A lei que trata da alienação fiduciária para o financiamento imobiliário é a Lei nº 9.514/97, que determina que os contratos que envolvam alienação fiduciária, precisam ser celebrados por escrito, por meio de escritura pública ou por instrumento particular com efeitos de escritura pública.
Cumpre destacar que o Sistema Financeiro Imobiliário (SFI) diferencia-se do Sistema Financeiro de Habitação (SFH) porque no SFI é permitida a livre negociação entre a instituição financeira e o cliente com relação aos juros, e a utilização da alienação fiduciária como garantia contratual, enquanto que no SFH a garantia utilizada é a hipoteca e pode-se utilizar o FGTS para pagamento.
A alienação fiduciária pode ser contratada por pessoa física ou jurídica, ela não é privativa das entidades que operam o Sistema Financeiro Imobiliário, e ela pode ter como objeto, além da propriedade plena:
I – bens enfitêuticos, hipótese em que será exigível o pagamento do laudêmio, se houver a consolidação do domínio útil no fiduciário
II – o direito de uso especial para fins de moradia
III – o direito real de uso, desde que suscetível de alienação;
IV – a propriedade superficiária.
V – os direitos oriundos da imissão provisória na posse, quando concedida à União, aos Estados, ao Distrito Federal, aos Municípios ou às suas entidades delegadas, e a respectiva cessão e promessa de cessão;
VI – os bens que, não constituindo partes integrantes do imóvel, destinam-se, de modo duradouro, ao uso ou ao serviço deste.

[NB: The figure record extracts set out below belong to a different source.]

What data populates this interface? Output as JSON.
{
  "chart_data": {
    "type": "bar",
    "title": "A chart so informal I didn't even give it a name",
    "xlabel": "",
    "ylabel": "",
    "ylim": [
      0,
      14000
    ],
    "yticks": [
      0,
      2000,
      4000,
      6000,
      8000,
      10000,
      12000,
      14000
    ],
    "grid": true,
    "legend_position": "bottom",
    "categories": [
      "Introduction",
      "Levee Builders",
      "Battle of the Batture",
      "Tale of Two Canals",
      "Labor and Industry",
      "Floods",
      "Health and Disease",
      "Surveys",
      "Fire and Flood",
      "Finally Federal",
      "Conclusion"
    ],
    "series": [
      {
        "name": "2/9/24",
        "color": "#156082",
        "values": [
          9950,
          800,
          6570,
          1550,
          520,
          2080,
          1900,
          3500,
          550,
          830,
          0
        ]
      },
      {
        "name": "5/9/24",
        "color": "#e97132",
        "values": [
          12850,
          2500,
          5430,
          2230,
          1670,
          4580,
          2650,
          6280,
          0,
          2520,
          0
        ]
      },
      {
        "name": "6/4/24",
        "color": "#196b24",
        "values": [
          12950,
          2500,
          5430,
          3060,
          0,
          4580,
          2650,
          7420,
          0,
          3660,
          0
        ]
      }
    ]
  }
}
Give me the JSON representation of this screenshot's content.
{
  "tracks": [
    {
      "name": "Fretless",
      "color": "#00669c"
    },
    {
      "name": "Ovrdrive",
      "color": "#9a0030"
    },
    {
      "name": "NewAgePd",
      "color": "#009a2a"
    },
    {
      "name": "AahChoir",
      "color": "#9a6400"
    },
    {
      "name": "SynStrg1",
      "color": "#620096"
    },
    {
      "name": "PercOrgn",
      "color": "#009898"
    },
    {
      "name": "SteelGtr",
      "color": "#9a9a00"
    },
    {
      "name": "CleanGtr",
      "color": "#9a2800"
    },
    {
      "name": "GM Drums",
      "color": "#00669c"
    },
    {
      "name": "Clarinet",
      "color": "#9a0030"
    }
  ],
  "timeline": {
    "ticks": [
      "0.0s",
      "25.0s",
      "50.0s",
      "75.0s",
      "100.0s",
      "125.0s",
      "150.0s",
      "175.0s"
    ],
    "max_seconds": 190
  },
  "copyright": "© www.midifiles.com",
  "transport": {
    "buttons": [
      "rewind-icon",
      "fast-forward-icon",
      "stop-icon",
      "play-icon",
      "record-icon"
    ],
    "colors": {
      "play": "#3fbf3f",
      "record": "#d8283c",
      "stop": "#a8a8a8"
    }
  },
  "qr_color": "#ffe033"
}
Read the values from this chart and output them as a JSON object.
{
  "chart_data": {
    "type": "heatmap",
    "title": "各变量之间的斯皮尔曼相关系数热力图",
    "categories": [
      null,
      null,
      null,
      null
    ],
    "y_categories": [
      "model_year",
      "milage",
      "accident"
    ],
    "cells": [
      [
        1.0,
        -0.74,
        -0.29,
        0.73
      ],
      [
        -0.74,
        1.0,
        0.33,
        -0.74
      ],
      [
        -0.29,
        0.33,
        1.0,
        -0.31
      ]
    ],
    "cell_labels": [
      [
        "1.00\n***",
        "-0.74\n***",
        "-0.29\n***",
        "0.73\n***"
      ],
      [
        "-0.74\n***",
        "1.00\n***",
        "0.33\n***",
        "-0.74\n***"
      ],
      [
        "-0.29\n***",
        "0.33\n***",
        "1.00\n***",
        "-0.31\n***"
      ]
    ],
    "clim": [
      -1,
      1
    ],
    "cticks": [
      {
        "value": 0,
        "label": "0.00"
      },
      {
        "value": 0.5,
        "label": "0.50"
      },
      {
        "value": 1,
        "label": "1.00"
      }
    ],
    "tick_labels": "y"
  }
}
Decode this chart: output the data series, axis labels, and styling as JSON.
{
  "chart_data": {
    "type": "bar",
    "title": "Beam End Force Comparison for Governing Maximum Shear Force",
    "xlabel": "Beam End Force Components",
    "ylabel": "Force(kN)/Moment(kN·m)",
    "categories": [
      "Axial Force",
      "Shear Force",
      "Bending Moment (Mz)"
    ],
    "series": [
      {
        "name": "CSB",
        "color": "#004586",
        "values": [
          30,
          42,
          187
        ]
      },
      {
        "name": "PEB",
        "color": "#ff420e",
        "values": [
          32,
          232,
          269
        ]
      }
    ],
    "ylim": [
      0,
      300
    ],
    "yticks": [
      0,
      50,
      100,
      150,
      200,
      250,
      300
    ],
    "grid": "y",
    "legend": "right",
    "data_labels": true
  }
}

Um grande risco para o devedor, e por outro lado, uma grande segurança para o credor, é que o inadimplemento de quaisquer das obrigações garantidas pela propriedade fiduciária permitirá que o credor declare vencidas as demais obrigações de que for titular garantidas pelo mesmo bem.
Vencida e não paga a dívida, no todo ou em parte, e constituídos em mora o devedor e, se for o caso, o terceiro fiduciante, será consolidada, nos termos deste artigo, a propriedade do imóvel em nome do fiduciário, ou seja, o credor se torna o único e pleno proprietário do bem dado em garantia.
Essa possibilidade das instituições financeiras poderem retomar o imóvel registrado em seu nome, mediante simples consolidação da propriedade no registro imobiliário, e poder vendê-lo para obter os recursos necessários para o pagamento dos seus créditos, acabou sendo judicializada, sob o argumento de que seria inconstitucional, pois haveria “uma forma violenta de cobrança extrajudicial, incompatível com os princípios do Juiz natural, do contraditório e do devido processo legal, uma vez que permite seja o devedor desapossado do imóvel financiado, antes que possa exercitar qualquer defesa.”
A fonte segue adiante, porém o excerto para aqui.